In this work, we propose a deep learning-based method for iterative registration of fetal brain images acquired by ultrasound and magnetic resonance, inspired by “Spatial Transformer Networks”. Images are co-aligned to a dual modality spatio-temporal atlas, where computational image analysis may be performed in the future. Our results show better alignment accuracy compared to “Self-Similarity Context descriptors”, a state-of-the-art method developed for multi-modal image registration. Furthermore, our method is robust and able to register highly misaligned images, with any initial orientation, where similarity-based methods typically fail.
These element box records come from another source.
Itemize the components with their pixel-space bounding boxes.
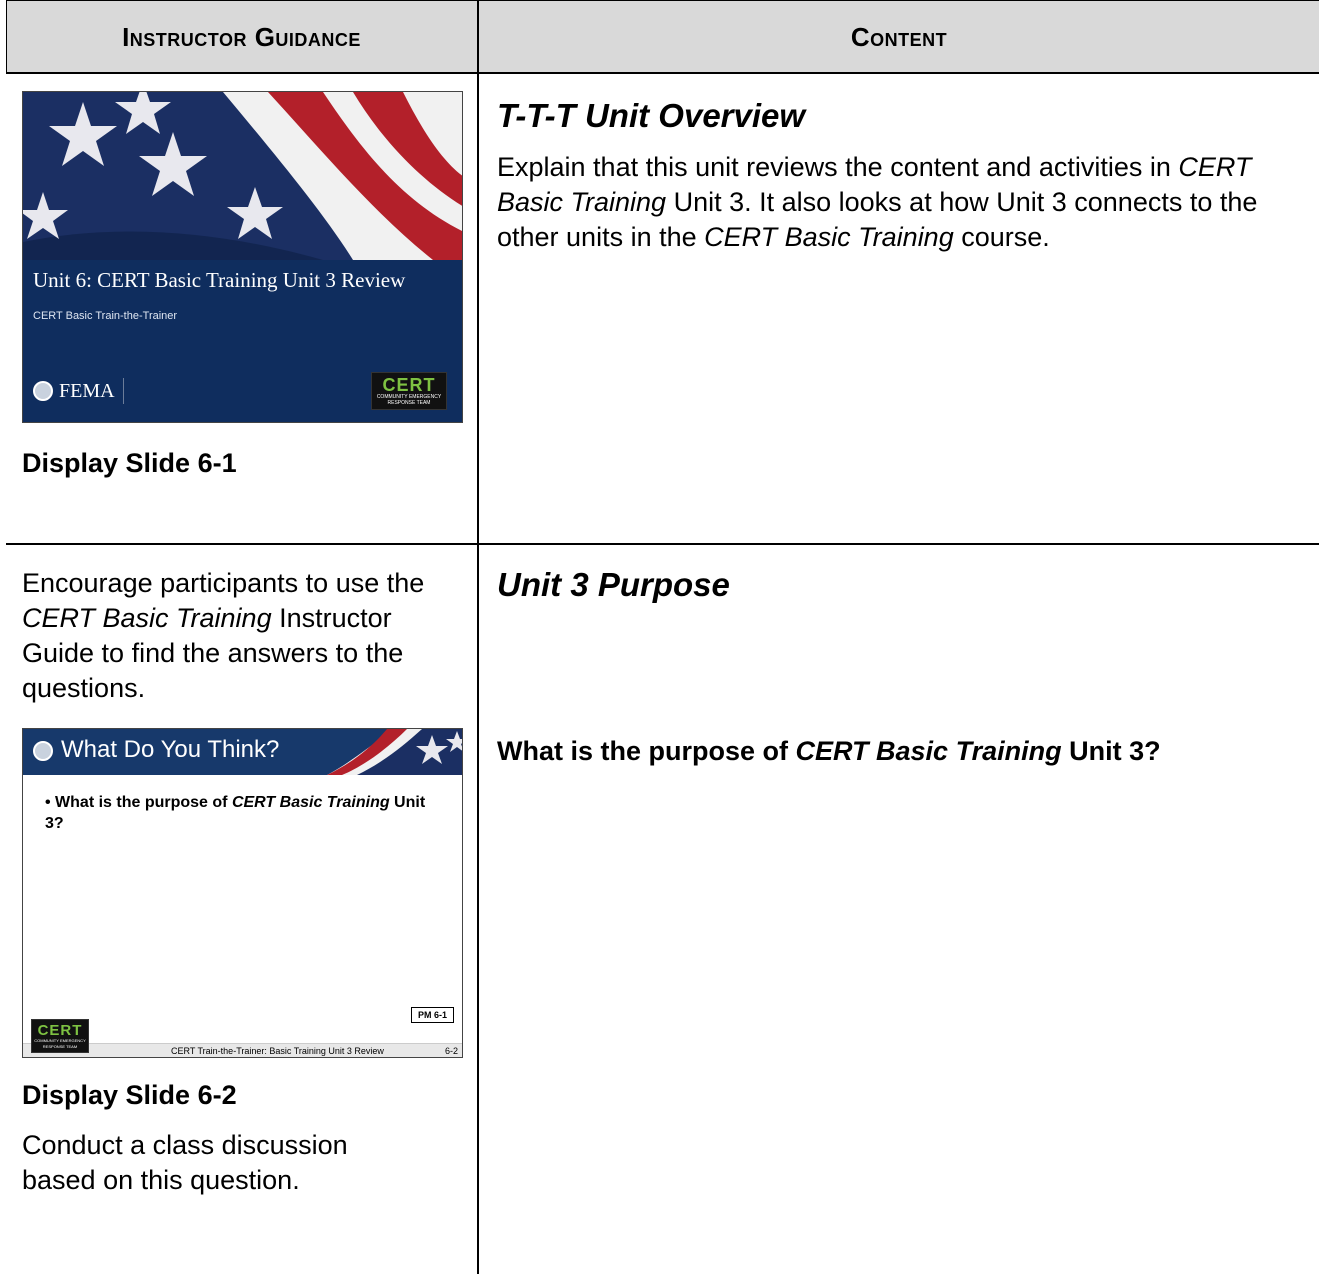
slide-footer: CERT Train-the-Trainer: Basic Training U…: [23, 1043, 462, 1057]
display-slide-caption-1: Display Slide 6-1: [22, 448, 237, 478]
section-title-purpose: Unit 3 Purpose: [497, 566, 730, 603]
slide-subtitle: CERT Basic Train-the-Trainer: [33, 310, 178, 322]
cert-logo-tagline: COMMUNITY EMERGENCY RESPONSE TEAM: [34, 1037, 86, 1049]
fema-logo: FEMA: [33, 378, 124, 404]
column-divider-row1: [477, 74, 479, 544]
display-slide-caption-2: Display Slide 6-2: [22, 1080, 237, 1110]
fema-wordmark: FEMA: [59, 379, 115, 402]
cert-logo-word: CERT: [382, 375, 436, 395]
dhs-seal-icon: [33, 381, 53, 401]
purpose-question: What is the purpose of CERT Basic Traini…: [497, 734, 1309, 769]
slide-thumbnail-6-1: Unit 6: CERT Basic Training Unit 3 Revie…: [22, 91, 463, 423]
row-divider: [6, 543, 1319, 545]
question-text-italic: CERT Basic Training: [795, 736, 1062, 766]
cert-logo-word: CERT: [37, 1021, 83, 1039]
question-text-2: Unit 3?: [1061, 736, 1161, 766]
overview-text-3: course.: [953, 222, 1050, 252]
slide-title: Unit 6: CERT Basic Training Unit 3 Revie…: [33, 268, 406, 292]
slide-title: What Do You Think?: [61, 736, 280, 763]
slide-thumbnail-6-2: What Do You Think? • What is the purpose…: [22, 728, 463, 1058]
flag-corner-image: [327, 729, 462, 775]
table-header: Instructor Guidance Content: [6, 0, 1319, 74]
dhs-seal-icon: [33, 741, 53, 761]
bullet-text-italic: CERT Basic Training: [231, 794, 390, 811]
left-edge-rule: [6, 0, 7, 74]
column-divider-header: [477, 0, 479, 74]
pm-tag: PM 6-1: [411, 1007, 455, 1023]
slide-title-band: What Do You Think?: [23, 729, 462, 775]
american-flag-image: [23, 92, 462, 260]
footer-text: CERT Train-the-Trainer: Basic Training U…: [171, 1046, 384, 1056]
cert-logo: CERT COMMUNITY EMERGENCY RESPONSE TEAM: [371, 372, 447, 410]
header-instructor-guidance: Instructor Guidance: [122, 21, 361, 52]
bullet-text-1: What is the purpose of: [55, 794, 232, 811]
section-title-overview: T-T-T Unit Overview: [497, 97, 806, 134]
intro-text-1: Encourage participants to use the: [22, 568, 425, 598]
question-text-1: What is the purpose of: [497, 736, 796, 766]
overview-text-1: Explain that this unit reviews the conte…: [497, 152, 1171, 182]
intro-instruction: Encourage participants to use the CERT B…: [22, 566, 470, 706]
overview-text-italic-2: CERT Basic Training: [704, 222, 954, 252]
cert-logo-tagline: COMMUNITY EMERGENCY RESPONSE TEAM: [376, 394, 442, 406]
logo-divider: [122, 378, 124, 404]
discussion-instruction: Conduct a class discussion based on this…: [22, 1130, 348, 1195]
slide-page-number: 6-2: [444, 1046, 458, 1056]
header-content: Content: [850, 21, 948, 52]
column-divider-row2: [477, 545, 479, 1274]
slide-bullet: • What is the purpose of CERT Basic Trai…: [45, 794, 426, 832]
overview-paragraph: Explain that this unit reviews the conte…: [497, 150, 1309, 255]
intro-text-italic: CERT Basic Training: [22, 603, 272, 633]
cert-logo: CERT COMMUNITY EMERGENCY RESPONSE TEAM: [31, 1019, 89, 1053]
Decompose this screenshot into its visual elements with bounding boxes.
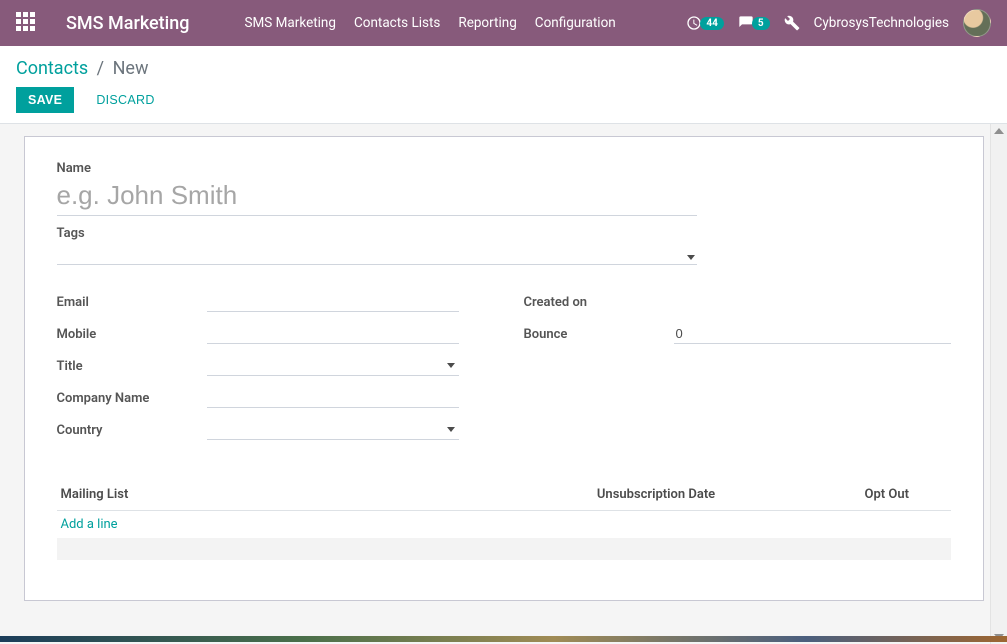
activity-badge: 44 xyxy=(700,17,723,30)
menu-reporting[interactable]: Reporting xyxy=(458,15,516,31)
col-unsub-date: Unsubscription Date xyxy=(593,479,861,511)
chevron-down-icon[interactable] xyxy=(447,363,455,368)
add-a-line-link[interactable]: Add a line xyxy=(61,517,118,532)
bounce-label: Bounce xyxy=(524,327,674,342)
breadcrumb-current: New xyxy=(113,58,149,79)
avatar[interactable] xyxy=(963,9,991,37)
activity-indicator[interactable]: 44 xyxy=(686,15,723,31)
mobile-field[interactable] xyxy=(207,324,459,344)
chevron-down-icon xyxy=(687,255,695,260)
scroll-up-icon[interactable] xyxy=(994,128,1004,134)
company-name-label: Company Name xyxy=(57,391,207,406)
table-row: Add a line xyxy=(57,511,951,539)
country-field[interactable] xyxy=(207,420,459,440)
col-mailing-list: Mailing List xyxy=(57,479,593,511)
title-label: Title xyxy=(57,359,207,374)
title-field[interactable] xyxy=(207,356,459,376)
app-brand[interactable]: SMS Marketing xyxy=(66,13,189,34)
top-navbar: SMS Marketing SMS Marketing Contacts Lis… xyxy=(0,0,1007,46)
name-field[interactable] xyxy=(57,176,697,216)
discard-button[interactable]: DISCARD xyxy=(84,87,166,113)
col-opt-out: Opt Out xyxy=(861,479,951,511)
main-menu: SMS Marketing Contacts Lists Reporting C… xyxy=(244,15,615,31)
email-field[interactable] xyxy=(207,292,459,312)
breadcrumb: Contacts / New xyxy=(16,58,991,79)
mailing-list-table: Mailing List Unsubscription Date Opt Out… xyxy=(57,479,951,560)
window-bottom-edge xyxy=(0,636,1007,642)
company-name-field[interactable] xyxy=(207,388,459,408)
email-label: Email xyxy=(57,295,207,310)
breadcrumb-parent[interactable]: Contacts xyxy=(16,58,88,79)
mobile-label: Mobile xyxy=(57,327,207,342)
tags-field[interactable] xyxy=(57,241,697,265)
user-menu[interactable]: CybrosysTechnologies xyxy=(814,15,949,31)
control-panel: Contacts / New SAVE DISCARD xyxy=(0,46,1007,124)
messages-badge: 5 xyxy=(752,17,770,30)
scrollbar-track[interactable] xyxy=(990,124,1007,644)
chevron-down-icon[interactable] xyxy=(447,427,455,432)
menu-sms-marketing[interactable]: SMS Marketing xyxy=(244,15,335,31)
menu-contacts-lists[interactable]: Contacts Lists xyxy=(354,15,440,31)
breadcrumb-separator: / xyxy=(93,58,108,79)
created-on-label: Created on xyxy=(524,295,674,310)
menu-configuration[interactable]: Configuration xyxy=(535,15,616,31)
tags-label: Tags xyxy=(57,226,951,241)
apps-icon[interactable] xyxy=(16,12,38,34)
debug-icon[interactable] xyxy=(784,15,800,31)
save-button[interactable]: SAVE xyxy=(16,87,74,113)
bounce-field[interactable] xyxy=(674,324,951,344)
form-sheet: Name Tags Email Mobile Title xyxy=(24,136,984,601)
country-label: Country xyxy=(57,423,207,438)
name-label: Name xyxy=(57,161,951,176)
table-footer xyxy=(57,538,951,560)
messages-indicator[interactable]: 5 xyxy=(738,15,770,31)
form-view-scroll[interactable]: Name Tags Email Mobile Title xyxy=(0,124,1007,644)
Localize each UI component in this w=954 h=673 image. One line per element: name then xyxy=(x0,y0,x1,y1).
Automatic Shadow Detection in 2D Ultrasound Images

Automatically detecting acoustic shadows is of great importance for automatic 2D ultrasound analysis ranging from anatomy segmentation to landmark detection. However, variation in shape and similarity in intensity to other structures make shadow detection a very challenging task. In this paper, we propose an automatic shadow detection method to generate a pixel-wise, shadow-focused confidence map from weakly labelled, anatomically-focused images. Our method: (1) initializes potential shadow areas based on a classification task. (2) extends potential shadow areas using a GAN model. (3) adds intensity information to generate the final confidence map using a distance matrix. The proposed method accurately highlights the shadow areas in 2D ultrasound datasets comprising standard view planes as acquired during fetal screening. Moreover, the proposed method outperforms the state-of-the-art quantitatively and improves failure cases for automatic biometric measurement.